Divorce in Cobb County, Georgia
The laws regarding divorce throughout the state of Georgia vary by county. It’s important to ensure that you know the laws and procedures for the county in which you will be filing for a divorce. If you do not follow the legal guidelines your divorce may be delayed or there could be issues arise.
Quick Facts for Filing for Divorce in Cobb County:
- Divorces in Cobb County must be filed in the Superior Court.
- In Cobb County, different paperwork needs to be filed depending on whether or not you have minor children. Their website offers the forms that are needed to file, including for those with minor children, and those without minor children
- The divorce packet of paperwork needs to be completed and submitted, along with the filing fee. The most recent filing fee for a divorce in Cobb County is $216.
- Divorces are either contested (you have disagreements) or uncontested (you have signed a Settled Agreement).
- You are able to legally remarry after the court has issued a Final Judgment and Decree of Divorce.
- When filing for a divorce in Cobb County, you have two options. You can complete and file the paperwork yourself, or you can hire an attorney who will complete the paperwork and file it on your behalf, and provide you with representation.
When filing the paperwork for divorce in Cobb County, you must fill out every section accurately. The forms you will need to start the divorce include:
- Complaint for Divorce
- Domestic Relations Financial Affidavit
- Domestic Relations Case Filing Information Form
- Sheriff’s Entry of Service or acknowledgement of service
- Standing Order
There are additional forms that may be necessary, depending on your personal situation. These include:
- Notice of Lis Pendens
- Rule Nisi
- Affidavit of Poverty and Order of Poverty
- Child Support Worksheet
Cobb County Divorce with Minor Children
Those divorcing in Cobb County that have minor children are required by law to attend a 4-hour Divorcing Parents Seminar. The purpose of this seminar is to provide parents with information regarding how divorce may impact their children, child development stages, identifying when the child may need some professional help, and realistic expectations. The class schedule offers the class in the morning and afternoon each week.
When there are minor children involved, the court will make the final decision as to where the child will reside, visitation, child support, etc. A parenting plan will need to be submitted with your Final Judgment. Assets that are acquired during the duration of the marriage are typically split, with the court making the decision and issuing the final decree.
Cobb County also offers a Family Law Workshop each month that can assist with cases regarding divorce, contempt, modification, and paternity/legitimization. Additionally, Cobb County offers a mediation program that is available to help those with disputes try to find common ground. The program is available to those with civil and domestic disputes.

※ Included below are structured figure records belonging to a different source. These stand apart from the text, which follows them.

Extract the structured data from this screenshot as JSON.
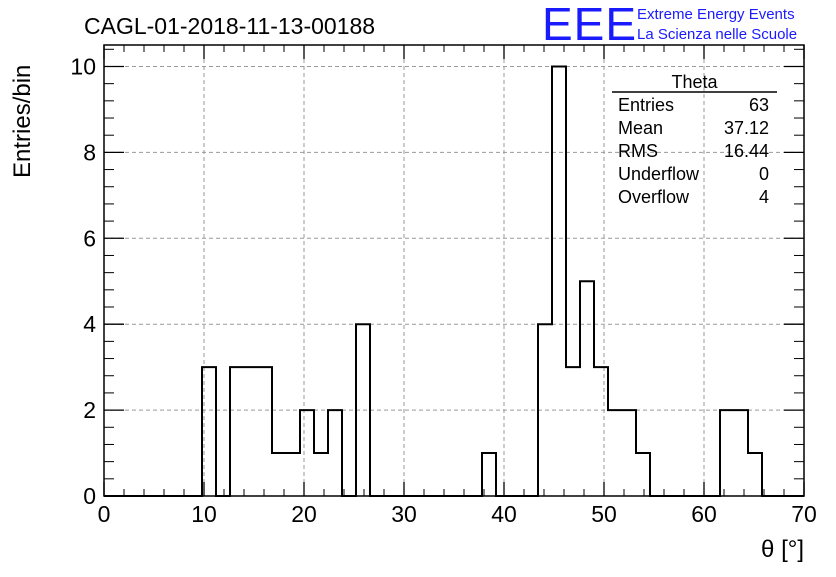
{
  "chart_data": {
    "type": "bar",
    "title": "CAGL-01-2018-11-13-00188",
    "xlabel": "θ [°]",
    "ylabel": "Entries/bin",
    "xlim": [
      0,
      70
    ],
    "ylim": [
      0,
      10.5
    ],
    "grid": true,
    "x_ticks": [
      "0",
      "10",
      "20",
      "30",
      "40",
      "50",
      "60",
      "70"
    ],
    "y_ticks": [
      "0",
      "2",
      "4",
      "6",
      "8",
      "10"
    ],
    "bin_width": 1.4,
    "bin_start": 0,
    "values": [
      0,
      0,
      0,
      0,
      0,
      0,
      0,
      3,
      0,
      3,
      3,
      3,
      1,
      1,
      2,
      1,
      2,
      0,
      4,
      0,
      0,
      0,
      0,
      0,
      0,
      0,
      0,
      1,
      0,
      0,
      0,
      4,
      10,
      3,
      5,
      3,
      2,
      2,
      1,
      0,
      0,
      0,
      0,
      0,
      2,
      2,
      1,
      0,
      0,
      0
    ],
    "stats": {
      "title": "Theta",
      "rows": [
        {
          "label": "Entries",
          "value": "63"
        },
        {
          "label": "Mean",
          "value": "37.12"
        },
        {
          "label": "RMS",
          "value": "16.44"
        },
        {
          "label": "Underflow",
          "value": "0"
        },
        {
          "label": "Overflow",
          "value": "4"
        }
      ]
    },
    "colors": {
      "line": "#000000",
      "grid": "#9a9a9a",
      "logo": "#1a1aff"
    }
  },
  "logo": {
    "mark": "EEE",
    "line1": "Extreme Energy Events",
    "line2": "La Scienza nelle Scuole"
  }
}
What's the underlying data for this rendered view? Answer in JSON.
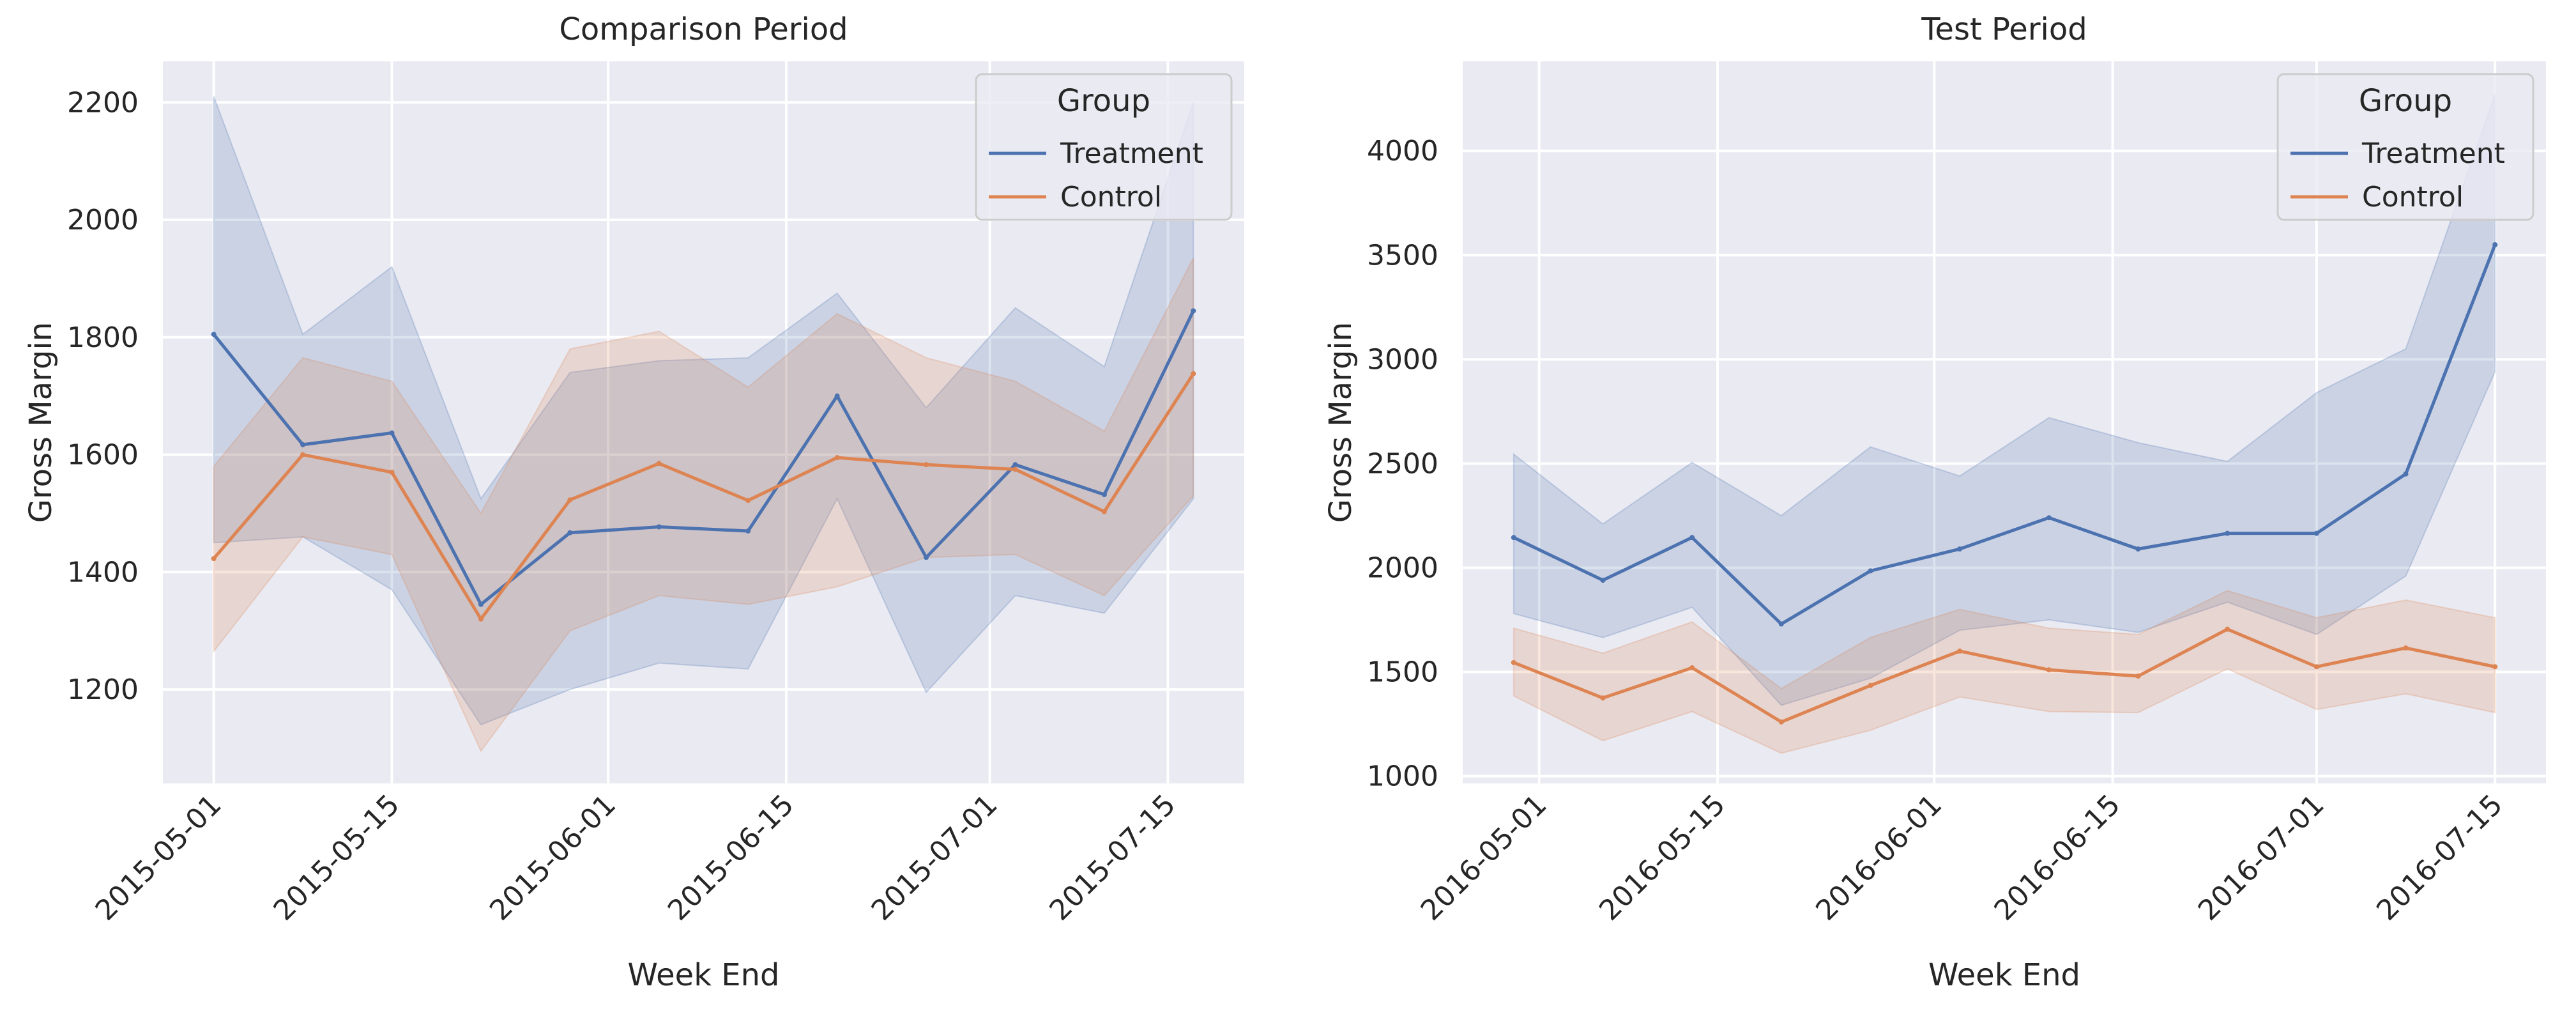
{
  "chart_data": [
    {
      "type": "line",
      "title": "Comparison Period",
      "xlabel": "Week End",
      "ylabel": "Gross Margin",
      "x": [
        "2015-05-01",
        "2015-05-08",
        "2015-05-15",
        "2015-05-22",
        "2015-05-29",
        "2015-06-05",
        "2015-06-12",
        "2015-06-19",
        "2015-06-26",
        "2015-07-03",
        "2015-07-10",
        "2015-07-17"
      ],
      "xlim": [
        "2015-04-27",
        "2015-07-21"
      ],
      "ylim": [
        1040,
        2270
      ],
      "x_ticks": [
        "2015-05-01",
        "2015-05-15",
        "2015-06-01",
        "2015-06-15",
        "2015-07-01",
        "2015-07-15"
      ],
      "y_ticks": [
        1200,
        1400,
        1600,
        1800,
        2000,
        2200
      ],
      "grid": true,
      "legend": {
        "title": "Group",
        "placement": "top-right"
      },
      "series": [
        {
          "name": "Treatment",
          "color": "#4c72b0",
          "values": [
            1805,
            1617,
            1637,
            1345,
            1467,
            1477,
            1470,
            1700,
            1425,
            1583,
            1532,
            1845
          ],
          "lower": [
            1450,
            1460,
            1370,
            1140,
            1200,
            1245,
            1235,
            1525,
            1195,
            1360,
            1330,
            1525
          ],
          "upper": [
            2210,
            1805,
            1920,
            1525,
            1740,
            1760,
            1765,
            1875,
            1680,
            1850,
            1750,
            2200
          ]
        },
        {
          "name": "Control",
          "color": "#dd8452",
          "values": [
            1423,
            1600,
            1570,
            1320,
            1523,
            1585,
            1522,
            1595,
            1583,
            1575,
            1503,
            1738
          ],
          "lower": [
            1265,
            1460,
            1430,
            1095,
            1300,
            1360,
            1345,
            1375,
            1425,
            1430,
            1360,
            1530
          ],
          "upper": [
            1580,
            1765,
            1725,
            1500,
            1780,
            1810,
            1715,
            1840,
            1765,
            1725,
            1640,
            1935
          ]
        }
      ]
    },
    {
      "type": "line",
      "title": "Test Period",
      "xlabel": "Week End",
      "ylabel": "Gross Margin",
      "x": [
        "2016-04-29",
        "2016-05-06",
        "2016-05-13",
        "2016-05-20",
        "2016-05-27",
        "2016-06-03",
        "2016-06-10",
        "2016-06-17",
        "2016-06-24",
        "2016-07-01",
        "2016-07-08",
        "2016-07-15"
      ],
      "xlim": [
        "2016-04-25",
        "2016-07-19"
      ],
      "ylim": [
        965,
        4430
      ],
      "x_ticks": [
        "2016-05-01",
        "2016-05-15",
        "2016-06-01",
        "2016-06-15",
        "2016-07-01",
        "2016-07-15"
      ],
      "y_ticks": [
        1000,
        1500,
        2000,
        2500,
        3000,
        3500,
        4000
      ],
      "grid": true,
      "legend": {
        "title": "Group",
        "placement": "top-right"
      },
      "series": [
        {
          "name": "Treatment",
          "color": "#4c72b0",
          "values": [
            2145,
            1940,
            2145,
            1730,
            1985,
            2090,
            2240,
            2090,
            2165,
            2165,
            2450,
            3550
          ],
          "lower": [
            1780,
            1665,
            1810,
            1340,
            1470,
            1700,
            1750,
            1690,
            1835,
            1680,
            1960,
            2940
          ],
          "upper": [
            2545,
            2210,
            2505,
            2250,
            2580,
            2440,
            2720,
            2600,
            2510,
            2840,
            3050,
            4270
          ]
        },
        {
          "name": "Control",
          "color": "#dd8452",
          "values": [
            1545,
            1375,
            1520,
            1260,
            1435,
            1600,
            1510,
            1480,
            1705,
            1525,
            1615,
            1525
          ],
          "lower": [
            1385,
            1170,
            1310,
            1110,
            1220,
            1380,
            1310,
            1305,
            1515,
            1320,
            1395,
            1305
          ],
          "upper": [
            1710,
            1590,
            1740,
            1420,
            1665,
            1800,
            1710,
            1680,
            1890,
            1760,
            1845,
            1760
          ]
        }
      ]
    }
  ]
}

The Judicial Court of Georgia offers a child support commission website. This site offers an online child support calculator, which may be helpful for those who are divorcing and have minor children.
Should you hire an attorney?
Whether or not you hire an attorney to assist with filing for your divorce is a personal choice. However, it is important to note that completing the necessary forms to file may be complicated for some people. There are also some who may be ideal candidates to have an attorney file on their behalf and represent them. These cases include those with minor children, assets that were gained during the course of the marriage, if there are disputes, or if there are other uncommon circumstances that need to be addressed or resolved.
If you have specific legal questions regarding your divorce in Cobb County you should consult with an attorney who can review the facts of your case in detail and then present you with your best options. If you cannot afford an attorney and feel you need legal assistance, you may find one that takes payment plans, credit cards, or you may find a pro bono (free of charge) attorney by contacting Georgia Legal Aid.